Несвицкий не заметил, как его тарелка
опустела. Вера Тимофеевна ее забрала и принесла обратно снова
полной. Наелся Николай так, что аж живот трещал. Между делом
разглядел хозяйку. Лет сорока, довольно симпатичная.
– Мыться будете? – поинтересовалась
Вера Тимофеевна.
– Хотелось бы, – ответил Николай.
– Там в кухне – ванна, – объяснила
Вера Тимофеевна. – Горячая вода – в железном баке, встроенном в
плиту. Есть таз, ведро с водой холодной, еще одно пустое, ковшик,
мыло. Мочалка на стене над ванной. Полотенце вам я принесу.
– Спасибо! – поблагодарил
Несвицкий.
Он прошел на кухню, где набодяжил
воды приемлемой температуры, которую определил рукой. Забрался в
ванну и поливая себя из ковшика вымылся до скрипа кожи. Растершись
полотенцем, надел трофейное белье, носки, спортивные штаны и
джемпер. На стене у ванны висело зеркало, и он впервые рассмотрел
себя в другом обличье. На него смотрел пацан – худющий и костлявый.
Лицо продолговатое, с тяжелым подбородком, глаза большие и слегка
навыкате. Цвет трудно разглядеть – в кухне темновато, к тому же
лампа за спиной, но, вроде, голубые или серые, и вряд ли карие – те
потемнее будут. Нос тонкий, хрящеватый, не большой, но и не
маленький. Стрижен коротко, и волосы, похоже, светлые. Не красавец,
но и не урод. А что худой, так мясо нарастет. Грех жаловаться:
недавно был старик, а тут вдруг снова молодой. Почему так
получилось, Несвицкий, разумеется, не знал, а изнывать в догадках
было глупо. Спасибо, Господи! И он перекрестился.
То, что мир, в который он попал,
совсем другой, Николаю стало ясно еще в траншее. Там, где он жил,
чернокнижники, возможно, и водились, но жечь людей, бросая пламя с
рук, они, конечно, не могли. И зачарованной брони там не имелось.
Патроны он заколдовал… Несвицкий принял это все как данность. Раз
получилось так, придется выживать, а это он умел.
По дороге к городу он разговаривал с
сидевшим с ним в кабине Владиславом. И осторожно, не выказывая
заинтересованности, расспросил напарника о происходящем в этом
мире. Итак, здесь на дворе год две тысячи четвертый, октябрь.
России нет и русских – тоже. Вместо них – Варяжская империя, а
жители ее – варяги. Говорят на варяжском языке, но тот считай что
русский – никаких проблем в общении у Николая не возникло.
Революций в этом мире не случилось, но войны мировые отгремели. В
обоих империя сражалась с объединенной Западной Европой, и оба раза
победила. В последний раз так наваляла «пидарасам» (противников
здесь звали почему-то так), что те полвека не смели даже пикнуть.

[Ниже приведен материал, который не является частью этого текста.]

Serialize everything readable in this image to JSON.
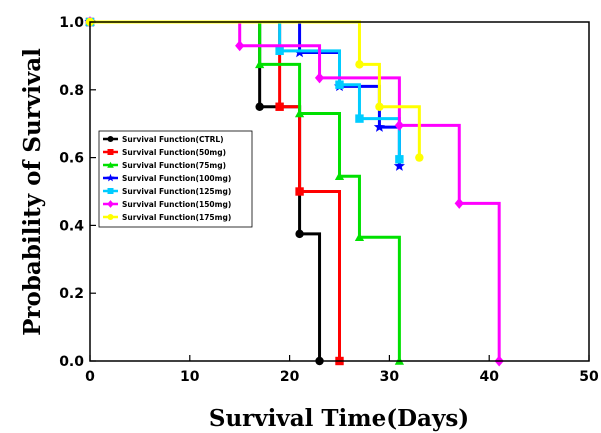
{
  "chart_data": {
    "type": "line",
    "step": true,
    "xlabel": "Survival Time(Days)",
    "ylabel": "Probability of Survival",
    "xlim": [
      0,
      50
    ],
    "ylim": [
      0,
      1.0
    ],
    "x_ticks": [
      0,
      10,
      20,
      30,
      40,
      50
    ],
    "x_tick_labels": [
      "0",
      "10",
      "20",
      "30",
      "40",
      "50"
    ],
    "y_ticks": [
      0,
      0.2,
      0.4,
      0.6,
      0.8,
      1.0
    ],
    "y_tick_labels": [
      "0.0",
      "0.2",
      "0.4",
      "0.6",
      "0.8",
      "1.0"
    ],
    "grid": false,
    "legend_position": "center-left",
    "series": [
      {
        "name": "Survival Function(CTRL)",
        "color": "#000000",
        "marker": "circle",
        "x": [
          0,
          17,
          21,
          23
        ],
        "y": [
          1.0,
          0.75,
          0.375,
          0.0
        ]
      },
      {
        "name": "Survival Function(50mg)",
        "color": "#ff0000",
        "marker": "square",
        "x": [
          0,
          19,
          21,
          25
        ],
        "y": [
          1.0,
          0.75,
          0.5,
          0.0
        ]
      },
      {
        "name": "Survival Function(75mg)",
        "color": "#00e000",
        "marker": "triangle",
        "x": [
          0,
          17,
          21,
          25,
          27,
          31
        ],
        "y": [
          1.0,
          0.875,
          0.73,
          0.545,
          0.365,
          0.0
        ]
      },
      {
        "name": "Survival Function(100mg)",
        "color": "#0000ff",
        "marker": "star",
        "x": [
          0,
          21,
          25,
          29,
          31
        ],
        "y": [
          1.0,
          0.91,
          0.81,
          0.69,
          0.575
        ]
      },
      {
        "name": "Survival Function(125mg)",
        "color": "#00ccff",
        "marker": "square",
        "x": [
          0,
          19,
          25,
          27,
          31
        ],
        "y": [
          1.0,
          0.915,
          0.815,
          0.715,
          0.595
        ]
      },
      {
        "name": "Survival Function(150mg)",
        "color": "#ff00ff",
        "marker": "diamond",
        "x": [
          0,
          15,
          23,
          31,
          37,
          41
        ],
        "y": [
          1.0,
          0.93,
          0.835,
          0.695,
          0.465,
          0.0
        ]
      },
      {
        "name": "Survival Function(175mg)",
        "color": "#ffff00",
        "marker": "circle",
        "x": [
          0,
          27,
          29,
          33
        ],
        "y": [
          1.0,
          0.875,
          0.75,
          0.6
        ]
      }
    ]
  },
  "legend_labels": [
    "Survival Function(CTRL)",
    "Survival Function(50mg)",
    "Survival Function(75mg)",
    "Survival Function(100mg)",
    "Survival Function(125mg)",
    "Survival Function(150mg)",
    "Survival Function(175mg)"
  ]
}
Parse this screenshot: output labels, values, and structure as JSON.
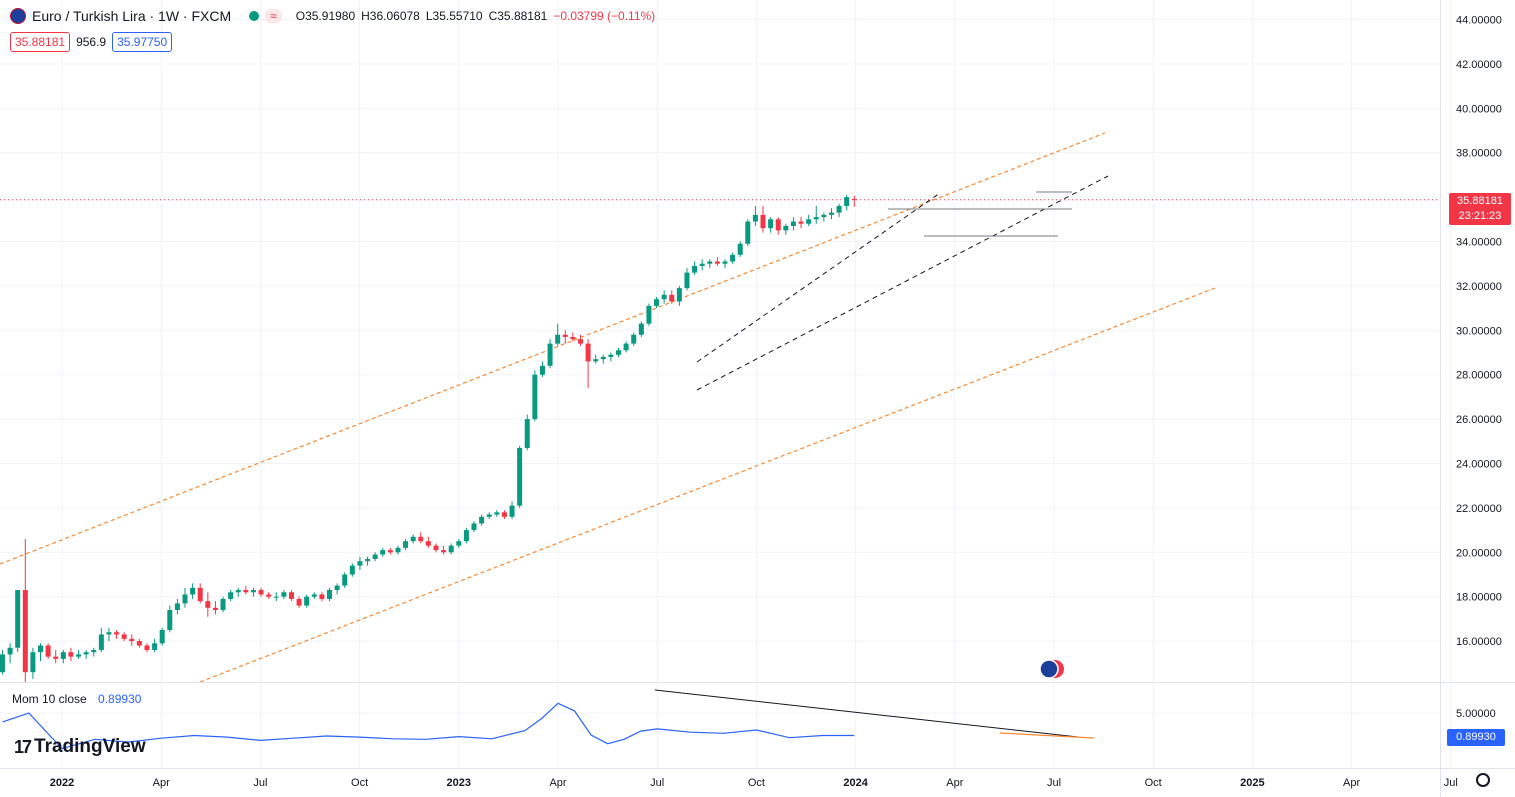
{
  "header": {
    "symbol_title": "Euro / Turkish Lira · 1W · FXCM",
    "wave_icon": "≈",
    "ohlc": {
      "open": "O35.91980",
      "high": "H36.06078",
      "low": "L35.55710",
      "close": "C35.88181",
      "change": "−0.03799 (−0.11%)"
    },
    "bid": "35.88181",
    "spread": "956.9",
    "ask": "35.97750"
  },
  "current_price_label": "35.88181",
  "countdown_label": "23:21:23",
  "momentum": {
    "label": "Mom 10 close",
    "value": "0.89930"
  },
  "branding": {
    "logo_mark": "17",
    "logo_text": "TradingView"
  },
  "colors": {
    "up": "#089981",
    "down": "#f23645",
    "channel": "#f7882f",
    "momentum": "#2962ff",
    "price_line": "#f23645"
  },
  "chart_data": [
    {
      "type": "candlestick",
      "title": "Euro / Turkish Lira · 1W · FXCM",
      "xlabel": "",
      "ylabel": "",
      "ylim": [
        14.5,
        44.5
      ],
      "y_ticks": [
        "44.00000",
        "42.00000",
        "40.00000",
        "38.00000",
        "34.00000",
        "32.00000",
        "30.00000",
        "28.00000",
        "26.00000",
        "24.00000",
        "22.00000",
        "20.00000",
        "18.00000",
        "16.00000"
      ],
      "x_ticks": [
        "2022",
        "Apr",
        "Jul",
        "Oct",
        "2023",
        "Apr",
        "Jul",
        "Oct",
        "2024",
        "Apr",
        "Jul",
        "Oct",
        "2025",
        "Apr",
        "Jul"
      ],
      "x_tick_months": [
        0,
        3,
        6,
        9,
        12,
        15,
        18,
        21,
        24,
        27,
        30,
        33,
        36,
        39,
        42
      ],
      "grid": true,
      "series": [
        {
          "name": "Euro / Turkish Lira",
          "candles": [
            [
              -1.8,
              14.6,
              15.6,
              14.5,
              15.4
            ],
            [
              -1.57,
              15.4,
              15.9,
              15.0,
              15.7
            ],
            [
              -1.34,
              15.7,
              18.3,
              15.5,
              18.3
            ],
            [
              -1.11,
              18.3,
              20.6,
              13.5,
              14.6
            ],
            [
              -0.88,
              14.6,
              15.7,
              14.3,
              15.5
            ],
            [
              -0.65,
              15.5,
              15.9,
              15.1,
              15.8
            ],
            [
              -0.42,
              15.8,
              15.9,
              15.2,
              15.3
            ],
            [
              -0.19,
              15.3,
              15.6,
              15.0,
              15.2
            ],
            [
              0.04,
              15.2,
              15.6,
              15.0,
              15.5
            ],
            [
              0.27,
              15.5,
              15.7,
              15.1,
              15.3
            ],
            [
              0.5,
              15.3,
              15.6,
              15.2,
              15.4
            ],
            [
              0.73,
              15.4,
              15.6,
              15.2,
              15.5
            ],
            [
              0.96,
              15.5,
              15.7,
              15.3,
              15.6
            ],
            [
              1.19,
              15.6,
              16.6,
              15.5,
              16.3
            ],
            [
              1.42,
              16.3,
              16.6,
              16.0,
              16.4
            ],
            [
              1.65,
              16.4,
              16.5,
              16.1,
              16.3
            ],
            [
              1.88,
              16.3,
              16.4,
              16.0,
              16.1
            ],
            [
              2.11,
              16.1,
              16.3,
              15.8,
              16.0
            ],
            [
              2.34,
              16.0,
              16.1,
              15.7,
              15.8
            ],
            [
              2.57,
              15.8,
              15.9,
              15.5,
              15.6
            ],
            [
              2.8,
              15.6,
              16.1,
              15.5,
              15.9
            ],
            [
              3.03,
              15.9,
              16.6,
              15.8,
              16.5
            ],
            [
              3.26,
              16.5,
              17.6,
              16.4,
              17.4
            ],
            [
              3.49,
              17.4,
              17.9,
              17.2,
              17.7
            ],
            [
              3.72,
              17.7,
              18.4,
              17.5,
              18.1
            ],
            [
              3.95,
              18.1,
              18.6,
              17.9,
              18.4
            ],
            [
              4.18,
              18.4,
              18.6,
              17.7,
              17.8
            ],
            [
              4.41,
              17.8,
              18.2,
              17.1,
              17.5
            ],
            [
              4.64,
              17.5,
              17.8,
              17.2,
              17.4
            ],
            [
              4.87,
              17.4,
              18.0,
              17.3,
              17.9
            ],
            [
              5.1,
              17.9,
              18.3,
              17.8,
              18.2
            ],
            [
              5.33,
              18.2,
              18.4,
              18.0,
              18.3
            ],
            [
              5.56,
              18.3,
              18.5,
              18.1,
              18.2
            ],
            [
              5.79,
              18.2,
              18.4,
              18.0,
              18.3
            ],
            [
              6.02,
              18.3,
              18.4,
              18.0,
              18.1
            ],
            [
              6.25,
              18.1,
              18.2,
              17.9,
              18.0
            ],
            [
              6.48,
              18.0,
              18.2,
              17.8,
              18.0
            ],
            [
              6.71,
              18.0,
              18.3,
              17.9,
              18.2
            ],
            [
              6.94,
              18.2,
              18.3,
              17.8,
              17.9
            ],
            [
              7.17,
              17.9,
              18.0,
              17.5,
              17.6
            ],
            [
              7.4,
              17.6,
              18.1,
              17.5,
              18.0
            ],
            [
              7.63,
              18.0,
              18.2,
              17.9,
              18.1
            ],
            [
              7.86,
              18.1,
              18.2,
              17.8,
              17.9
            ],
            [
              8.09,
              17.9,
              18.4,
              17.8,
              18.3
            ],
            [
              8.32,
              18.3,
              18.6,
              18.1,
              18.5
            ],
            [
              8.55,
              18.5,
              19.1,
              18.4,
              19.0
            ],
            [
              8.78,
              19.0,
              19.5,
              18.9,
              19.4
            ],
            [
              9.01,
              19.4,
              19.8,
              19.2,
              19.6
            ],
            [
              9.24,
              19.6,
              19.8,
              19.4,
              19.7
            ],
            [
              9.47,
              19.7,
              20.0,
              19.6,
              19.9
            ],
            [
              9.7,
              19.9,
              20.2,
              19.8,
              20.1
            ],
            [
              9.93,
              20.1,
              20.2,
              19.9,
              20.0
            ],
            [
              10.16,
              20.0,
              20.3,
              19.9,
              20.2
            ],
            [
              10.39,
              20.2,
              20.6,
              20.1,
              20.5
            ],
            [
              10.62,
              20.5,
              20.8,
              20.4,
              20.7
            ],
            [
              10.85,
              20.7,
              20.9,
              20.4,
              20.5
            ],
            [
              11.08,
              20.5,
              20.7,
              20.2,
              20.3
            ],
            [
              11.31,
              20.3,
              20.4,
              20.0,
              20.1
            ],
            [
              11.54,
              20.1,
              20.3,
              19.9,
              20.0
            ],
            [
              11.77,
              20.0,
              20.4,
              19.9,
              20.3
            ],
            [
              12.0,
              20.3,
              20.6,
              20.2,
              20.5
            ],
            [
              12.23,
              20.5,
              21.1,
              20.4,
              21.0
            ],
            [
              12.46,
              21.0,
              21.4,
              20.9,
              21.3
            ],
            [
              12.69,
              21.3,
              21.7,
              21.2,
              21.6
            ],
            [
              12.92,
              21.6,
              21.8,
              21.5,
              21.7
            ],
            [
              13.15,
              21.7,
              21.9,
              21.6,
              21.8
            ],
            [
              13.38,
              21.8,
              21.9,
              21.5,
              21.6
            ],
            [
              13.61,
              21.6,
              22.3,
              21.5,
              22.1
            ],
            [
              13.84,
              22.1,
              24.8,
              22.0,
              24.7
            ],
            [
              14.07,
              24.7,
              26.2,
              24.6,
              26.0
            ],
            [
              14.3,
              26.0,
              28.2,
              25.9,
              28.0
            ],
            [
              14.53,
              28.0,
              28.6,
              27.9,
              28.4
            ],
            [
              14.76,
              28.4,
              29.6,
              28.3,
              29.4
            ],
            [
              14.99,
              29.4,
              30.3,
              29.3,
              29.8
            ],
            [
              15.22,
              29.8,
              30.0,
              29.4,
              29.7
            ],
            [
              15.45,
              29.7,
              29.9,
              29.5,
              29.6
            ],
            [
              15.68,
              29.6,
              29.8,
              29.3,
              29.4
            ],
            [
              15.91,
              29.4,
              29.6,
              27.4,
              28.6
            ],
            [
              16.14,
              28.6,
              28.9,
              28.5,
              28.7
            ],
            [
              16.37,
              28.7,
              28.9,
              28.5,
              28.8
            ],
            [
              16.6,
              28.8,
              29.0,
              28.6,
              28.9
            ],
            [
              16.83,
              28.9,
              29.2,
              28.8,
              29.1
            ],
            [
              17.06,
              29.1,
              29.5,
              29.0,
              29.4
            ],
            [
              17.29,
              29.4,
              29.9,
              29.3,
              29.8
            ],
            [
              17.52,
              29.8,
              30.4,
              29.7,
              30.3
            ],
            [
              17.75,
              30.3,
              31.2,
              30.2,
              31.1
            ],
            [
              17.98,
              31.1,
              31.5,
              31.0,
              31.4
            ],
            [
              18.21,
              31.4,
              31.8,
              31.2,
              31.6
            ],
            [
              18.44,
              31.6,
              31.8,
              31.2,
              31.3
            ],
            [
              18.67,
              31.3,
              32.0,
              31.1,
              31.9
            ],
            [
              18.9,
              31.9,
              32.8,
              31.8,
              32.6
            ],
            [
              19.13,
              32.6,
              33.1,
              32.5,
              32.9
            ],
            [
              19.36,
              32.9,
              33.2,
              32.7,
              33.0
            ],
            [
              19.59,
              33.0,
              33.2,
              32.8,
              33.1
            ],
            [
              19.82,
              33.1,
              33.3,
              32.9,
              33.0
            ],
            [
              20.05,
              33.0,
              33.2,
              32.8,
              33.1
            ],
            [
              20.28,
              33.1,
              33.5,
              33.0,
              33.4
            ],
            [
              20.51,
              33.4,
              34.0,
              33.3,
              33.9
            ],
            [
              20.74,
              33.9,
              35.0,
              33.8,
              34.9
            ],
            [
              20.97,
              34.9,
              35.6,
              34.7,
              35.2
            ],
            [
              21.2,
              35.2,
              35.6,
              34.4,
              34.6
            ],
            [
              21.43,
              34.6,
              35.1,
              34.4,
              35.0
            ],
            [
              21.66,
              35.0,
              35.1,
              34.3,
              34.5
            ],
            [
              21.89,
              34.5,
              34.8,
              34.3,
              34.7
            ],
            [
              22.12,
              34.7,
              35.1,
              34.5,
              34.9
            ],
            [
              22.35,
              34.9,
              35.1,
              34.6,
              34.8
            ],
            [
              22.58,
              34.8,
              35.2,
              34.7,
              35.0
            ],
            [
              22.81,
              35.0,
              35.6,
              34.8,
              35.1
            ],
            [
              23.04,
              35.1,
              35.3,
              34.9,
              35.2
            ],
            [
              23.27,
              35.2,
              35.5,
              35.0,
              35.3
            ],
            [
              23.5,
              35.3,
              35.7,
              35.1,
              35.6
            ],
            [
              23.73,
              35.6,
              36.1,
              35.4,
              36.0
            ],
            [
              23.96,
              35.92,
              36.06,
              35.56,
              35.88
            ]
          ]
        }
      ]
    },
    {
      "type": "line",
      "title": "Mom 10 close",
      "ylim": [
        -2.0,
        8.5
      ],
      "y_ticks": [
        "5.00000"
      ],
      "series": [
        {
          "name": "Mom 10 close",
          "x": [
            -1.8,
            -1,
            0,
            1,
            2,
            3,
            4,
            5,
            6,
            7,
            8,
            9,
            10,
            11,
            12,
            13,
            14,
            14.5,
            15,
            15.5,
            16,
            16.5,
            17,
            17.5,
            18,
            19,
            20,
            21,
            22,
            23,
            23.96
          ],
          "y": [
            3.4,
            5.0,
            -1.5,
            0.2,
            -0.3,
            0.4,
            0.9,
            0.6,
            0.0,
            0.4,
            0.8,
            0.6,
            0.3,
            0.2,
            0.7,
            0.3,
            1.8,
            4.0,
            6.8,
            5.4,
            1.0,
            -0.6,
            0.2,
            1.7,
            2.1,
            1.5,
            1.3,
            1.9,
            0.5,
            0.9,
            0.9
          ]
        }
      ]
    }
  ]
}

Ну, а после случилось то, что происходит с почивающим на лаврах
государством. Расслабилась империя и отпустила вожжи. К тому же
император Петр Четвертый оказался мудаком. Так отозвался о царе
напарник, и, похоже, справедливо. Петр рос германофилом. Он
замирился с Западом, открыл границы бывшим неприятелям, позволив им
творить в империи, что захотят. Вот те и натворили.

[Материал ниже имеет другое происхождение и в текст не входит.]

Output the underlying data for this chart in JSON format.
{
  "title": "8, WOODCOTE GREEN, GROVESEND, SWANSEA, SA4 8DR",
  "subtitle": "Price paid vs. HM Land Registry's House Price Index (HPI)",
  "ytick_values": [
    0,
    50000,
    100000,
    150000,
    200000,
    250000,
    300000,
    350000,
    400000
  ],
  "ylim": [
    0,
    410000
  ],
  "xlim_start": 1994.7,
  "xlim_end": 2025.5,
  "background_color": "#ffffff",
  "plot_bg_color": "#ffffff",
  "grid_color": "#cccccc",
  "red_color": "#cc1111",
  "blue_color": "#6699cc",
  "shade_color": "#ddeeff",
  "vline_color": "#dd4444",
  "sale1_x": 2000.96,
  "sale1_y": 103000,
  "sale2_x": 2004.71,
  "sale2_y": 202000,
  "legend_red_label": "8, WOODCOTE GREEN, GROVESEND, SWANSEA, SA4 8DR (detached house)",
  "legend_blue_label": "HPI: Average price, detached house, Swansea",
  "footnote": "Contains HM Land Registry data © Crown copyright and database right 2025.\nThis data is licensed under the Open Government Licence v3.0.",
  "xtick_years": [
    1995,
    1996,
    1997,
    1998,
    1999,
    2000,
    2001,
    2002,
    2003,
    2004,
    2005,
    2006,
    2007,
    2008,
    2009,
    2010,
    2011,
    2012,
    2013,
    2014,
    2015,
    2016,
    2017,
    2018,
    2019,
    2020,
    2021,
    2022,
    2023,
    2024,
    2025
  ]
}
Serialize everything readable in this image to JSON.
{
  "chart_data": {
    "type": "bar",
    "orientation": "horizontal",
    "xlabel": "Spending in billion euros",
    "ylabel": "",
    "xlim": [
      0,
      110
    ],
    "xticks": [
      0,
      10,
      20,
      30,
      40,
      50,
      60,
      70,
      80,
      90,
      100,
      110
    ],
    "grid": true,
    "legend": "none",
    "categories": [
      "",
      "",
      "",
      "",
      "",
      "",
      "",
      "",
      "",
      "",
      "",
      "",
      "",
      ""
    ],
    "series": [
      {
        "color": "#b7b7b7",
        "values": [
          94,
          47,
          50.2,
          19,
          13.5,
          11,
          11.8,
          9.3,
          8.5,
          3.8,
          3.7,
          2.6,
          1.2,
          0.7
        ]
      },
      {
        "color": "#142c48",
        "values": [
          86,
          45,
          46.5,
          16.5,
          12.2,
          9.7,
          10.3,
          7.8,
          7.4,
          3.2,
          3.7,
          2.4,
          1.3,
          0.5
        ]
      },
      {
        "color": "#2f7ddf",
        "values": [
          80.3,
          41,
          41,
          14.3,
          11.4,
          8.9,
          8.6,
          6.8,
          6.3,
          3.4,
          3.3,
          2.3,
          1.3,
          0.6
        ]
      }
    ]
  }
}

Пропагандировали свои ценности, то есть свободу, братство и любовь,
но по своим понятиям. С их точки зрения всяческой поддержки
заслуживали извращения, особенно гомосексуализм в различных
ипостасях. И вот такое полилось из радио, с экранов телевизоров, со
страниц газет. Фильмы о войне показывали «зверства», которые
творили злобные варяги по отношению к «культурным» европейцам. В
стране хозяйничали западные корпорации, заинтересованные в
выкачивании максимальной прибыли, на прочее им было наплевать.
Империя нищала и слабела, в итоге развалилась. На юго-западе ее
возникла Славия, официально – Славская республика. Ее правители
провозгласили, что несчастных славов нехорошие варяги
эксплуатировали два тысячелетия. Не позволяли обрести им
собственное государство, грабили несчастных, но теперь-то славы
заживут! Все будет у страны в достатке – и сала, и горилки,
остальные блага даст им Запад, поскольку славов очень любит.